As an event at which two open-air masses are held, and holy water is sprinkled on rumbling Harleys on a weekend featuring the musical sensibilities of AC/DC and a tendency toward body modification and robust partying, Sayare also links to this French bishops' conference report about the festival, an indication of its recognition by official French Catholicism.
The presiding (and self-described) "biker-priest," Jean-Francois Audrain, is quoted as saying something quite subtle: "No one should leave here without having gotten what he really wanted out of it." I take such a statement as at once a pastorally wise spaciousness about the multiple motivations for attending such an event, and at the same time a theological claim about worthy desires presenting themselves precisely in those multiple motivations, desires known or unknown to the bikers themselves, but not separate from what the bikers really want. It reminds me of the important motif in Ignatius Loyola's Spiritual Exercises, regarding the courage to ask God for what one desires. What one "really wants" spiritually is precisely what should leave one unsatisfied until one has experienced "having gotten" it.
The "Madonna of the Bikers" event made me think of a story that Harvey Egan, SJ, told when I was a student in Fr. Egan's storied graduate seminar on the Jesuit theologian Karl Rahner at Boston College. Egan taught us Rahner's theology while embedding it in many memorable vignettes of his time with Rahner. Because I first heard this particular nugget over thirteen years ago, I recently contacted Fr. Egan to make sure my memory of this tale was correct. Fr. Egan, whose many expert and accessible theological writings on Rahner and the mystical tradition will be known by many America readers, confirmed that it was, and was gracious enough to re-narrate the story for me in writing. I share it here with his permission.
According to Fr. Egan: "I went to Innsbruck the summer after [Rahner]'s death. His secretary Frau Öggl told me about the motorcycle altar incident. Not long before [Rahner] died, he said Mass at the student residence almost adjacent to the SJ residence in Innsbruck. He was quite surprised to find an altar set up by two motorcycles and a plank. Yes, a covering for the board, some flowers, candles. Rahner gave a brief homily on the need to take one's personal freedom seriously. He fretted afterwards to his secretary if he had been 'too hard' on them. He had more than a distaste for those who blamed parents, family, society, Church for all their problems."

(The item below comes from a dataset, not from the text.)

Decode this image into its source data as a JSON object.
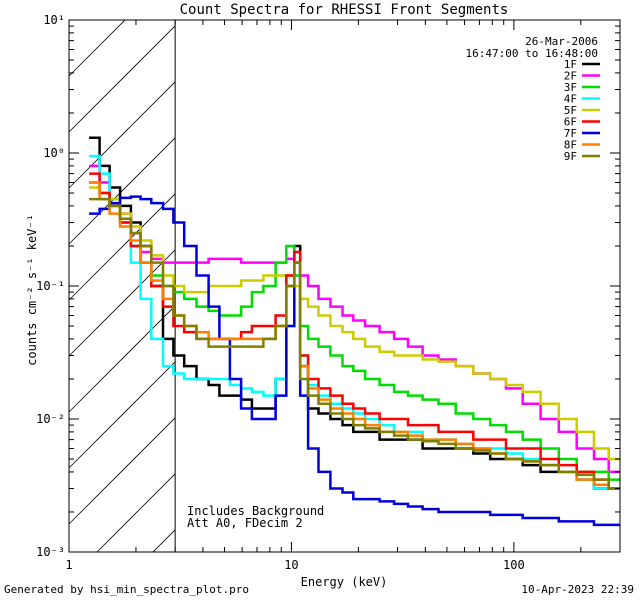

There is a lot on which one might comment in this vivid brief recounting. But most of all, I await the discovery and publication of the photograph that was hopefully taken at this impromptu mass. (If it's out there somewhere, please consider sharing it.)
Inspired by this image, and in the wake of the massive success of the "Madonna of the Bikers" festivals, I am thinking of Steppenwolf's "Born to Be Wild" heard alongside, and interleaved with, a reading of Foundations of Christian Faith. There is still theology to be generated between the wheels that might yet speak to those who "really want it" today.